Suudi Arabistan, Filistin'in devlet olması konusundaki kararlı duruşunu bir kez daha teyit ederek, "İsrail" ile herhangi bir diplomatik normalleşmenin, başkenti Doğu Kudüs olan bağımsız bir Filistin devletinin kurulmasına bağlı olduğunu vurguladı.
Suudi Arabistan Dışişleri Bakanlığı'ndan yapılan açıklamada, Veliaht Prens Muhammed bin Selman'ın (MBS) ilk kez vurguladığı bu tutumun, son dönemde yaptığı üst düzey konuşmalarda da teyit edildiği ve Krallığın dış politikasının merkezinde yer almaya devam ettiği belirtildi.
Dışişleri Bakanlığı, MBS'nin 18 Eylül 2024'te Şura Konseyi'nin dokuzuncu döneminin açılış oturumunda, Suudi Arabistan'ın, 1967 sınırlarına dayalı egemen bir Filistin devletinin kurulması da dahil olmak üzere Filistin haklarının yerine getirilmesi olmadan "İsrail" ile diplomatik ilişki kurmayacağını açıkça belirttiğini açıkladı.
MBS'nin bu tutumunu 11 Kasım 2024'te Riyad'da düzenlenen olağanüstü Arap-İslam Zirvesi'nde yinelediği belirtilen açıklamada, şunlar kaydedildi:
Bakanlık ayrıca, "İsrail'in yerleşim politikaları, toprak ilhakı veya Filistin halkını topraklarından çıkarma girişimleri yoluyla Filistin halkının meşru haklarına yönelik her türlü ihlali reddettiğini" vurguladı.
Bakanlık, "Uluslararası toplumun bugün, topraklarında kararlılıkla duracak ve topraklarını terk etmeyecek olan Filistin halkının yaşadığı ağır insani acıları hafifletme görevi bulunmaktadır" ifadelerini kullandı.
Bakanlık, "Filistin halkının uluslararası kararlar uyarınca meşru haklarını elde etmesi olmaksızın kalıcı ve adil bir barışa ulaşmak mümkün değildir.
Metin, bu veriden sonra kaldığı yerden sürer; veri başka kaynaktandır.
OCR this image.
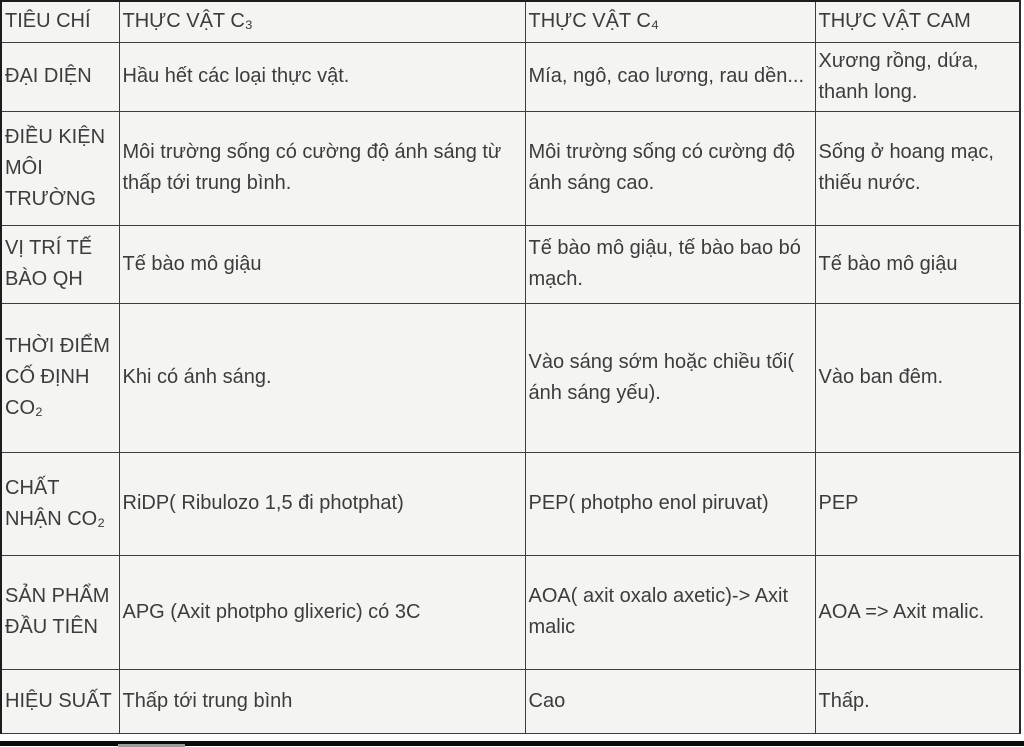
TIÊU CHÍ	THỰC VẬT C₃	THỰC VẬT C₄	THỰC VẬT CAM
ĐẠI DIỆN	Hầu hết các loại thực vật.	Mía, ngô, cao lương, rau dền...	Xương rồng, dứa, thanh long.
ĐIỀU KIỆN MÔI TRƯỜNG	Môi trường sống có cường độ ánh sáng từ thấp tới trung bình.	Môi trường sống có cường độ ánh sáng cao.	Sống ở hoang mạc, thiếu nước.
VỊ TRÍ TẾ BÀO QH	Tế bào mô giậu	Tế bào mô giậu, tế bào bao bó mạch.	Tế bào mô giậu
THỜI ĐIỂM CỐ ĐỊNH CO₂	Khi có ánh sáng.	Vào sáng sớm hoặc chiều tối( ánh sáng yếu).	Vào ban đêm.
CHẤT NHẬN CO₂	RiDP( Ribulozo 1,5 đi photphat)	PEP( photpho enol piruvat)	PEP
SẢN PHẨM ĐẦU TIÊN	APG (Axit photpho glixeric) có 3C	AOA( axit oxalo axetic)-> Axit malic	AOA => Axit malic.
HIỆU SUẤT	Thấp tới trung bình	Cao	Thấp.
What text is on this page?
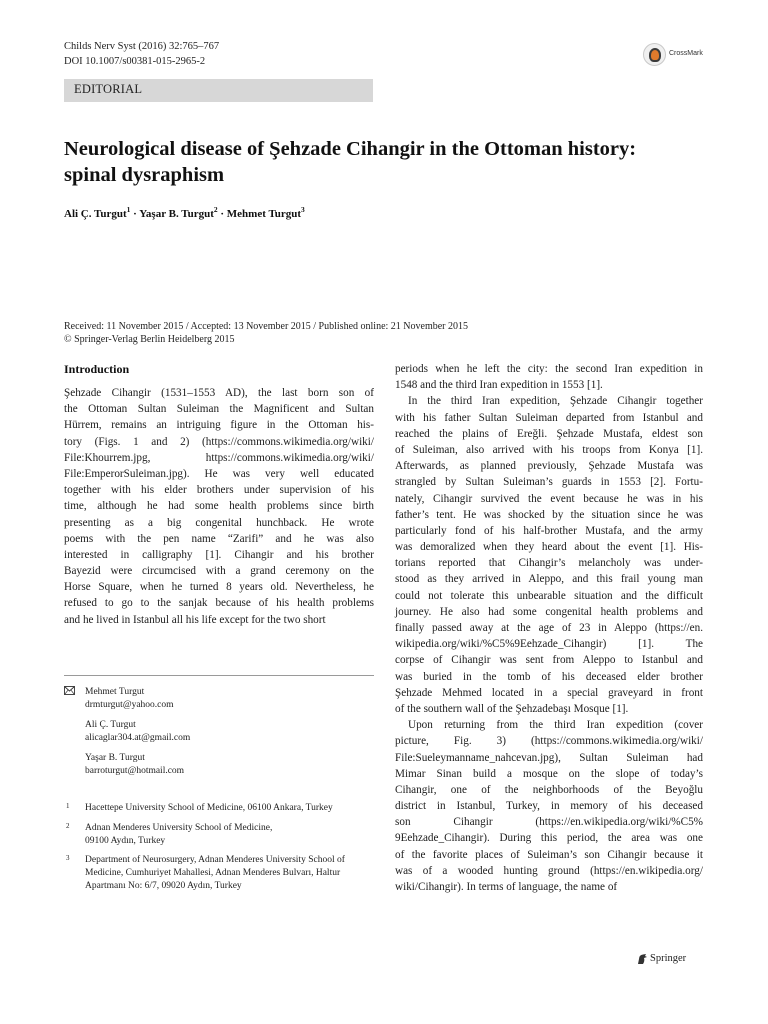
Childs Nerv Syst (2016) 32:765–767
DOI 10.1007/s00381-015-2965-2
CrossMark
EDITORIAL
Neurological disease of Şehzade Cihangir in the Ottoman history:
spinal dysraphism
Ali Ç. Turgut$^1$ · Yaşar B. Turgut$^2$ · Mehmet Turgut$^3$
Received: 11 November 2015 / Accepted: 13 November 2015 / Published online: 21 November 2015
© Springer-Verlag Berlin Heidelberg 2015
Introduction
Şehzade Cihangir (1531–1553 AD), the last born son of
the Ottoman Sultan Suleiman the Magnificent and Sultan
Hürrem, remains an intriguing figure in the Ottoman his-
tory (Figs. 1 and 2) (https://commons.wikimedia.org/wiki/
File:Khourrem.jpg, https://commons.wikimedia.org/wiki/
File:EmperorSuleiman.jpg). He was very well educated
together with his elder brothers under supervision of his
time, although he had some health problems since birth
presenting as a big congenital hunchback. He wrote
poems with the pen name “Zarifi” and he was also
interested in calligraphy [1]. Cihangir and his brother
Bayezid were circumcised with a grand ceremony on the
Horse Square, when he turned 8 years old. Nevertheless, he
refused to go to the sanjak because of his health problems
and he lived in Istanbul all his life except for the two short
Mehmet Turgut
drmturgut@yahoo.com
Ali Ç. Turgut
alicaglar304.at@gmail.com
Yaşar B. Turgut
barroturgut@hotmail.com
1 Hacettepe University School of Medicine, 06100 Ankara, Turkey
2 Adnan Menderes University School of Medicine,
09100 Aydın, Turkey
3 Department of Neurosurgery, Adnan Menderes University School of
Medicine, Cumhuriyet Mahallesi, Adnan Menderes Bulvarı, Haltur
Apartmanı No: 6/7, 09020 Aydın, Turkey
periods when he left the city: the second Iran expedition in
1548 and the third Iran expedition in 1553 [1].
In the third Iran expedition, Şehzade Cihangir together
with his father Sultan Suleiman departed from Istanbul and
reached the plains of Ereğli. Şehzade Mustafa, eldest son
of Suleiman, also arrived with his troops from Konya [1].
Afterwards, as planned previously, Şehzade Mustafa was
strangled by Sultan Suleiman’s guards in 1553 [2]. Fortu-
nately, Cihangir survived the event because he was in his
father’s tent. He was shocked by the situation since he was
particularly fond of his half-brother Mustafa, and the army
was demoralized when they heard about the event [1]. His-
torians reported that Cihangir’s melancholy was under-
stood as they arrived in Aleppo, and this frail young man
could not tolerate this unbearable situation and the difficult
journey. He also had some congenital health problems and
finally passed away at the age of 23 in Aleppo (https://en.
wikipedia.org/wiki/%C5%9Eehzade_Cihangir) [1]. The
corpse of Cihangir was sent from Aleppo to Istanbul and
was buried in the tomb of his deceased elder brother
Şehzade Mehmed located in a special graveyard in front
of the southern wall of the Şehzadebaşı Mosque [1].
Upon returning from the third Iran expedition (cover
picture, Fig. 3) (https://commons.wikimedia.org/wiki/
File:Sueleymanname_nahcevan.jpg), Sultan Suleiman had
Mimar Sinan build a mosque on the slope of today’s
Cihangir, one of the neighborhoods of the Beyoğlu
district in Istanbul, Turkey, in memory of his deceased
son Cihangir (https://en.wikipedia.org/wiki/%C5%
9Eehzade_Cihangir). During this period, the area was one
of the favorite places of Suleiman’s son Cihangir because it
was of a wooded hunting ground (https://en.wikipedia.org/
wiki/Cihangir). In terms of language, the name of
Springer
Bu husus daha önce hem eski hem de mevcut ABD yönetimlerine açıklanmıştı" ifadelerini kullandı.
Açıklama, ABD Başkanı Donald Trump'ın gazetecilere Riyad'ın normalleşmenin bir koşulu olarak Filistin devleti kurmayı istemediğini söylemesinin hemen ardından, İsrail Başbakanı Benjamin Netanyahu'yu Beyaz Saray'da kabul etmesinden hemen sonra yayınlandı. İki yetkilinin görüşmesinden kısa bir süre sonra, hem Trump hem de Netanyahu önceki açıklamayı yeniden teyit etmekten kaçındı ve bu da sorunu çözümsüz bıraktı.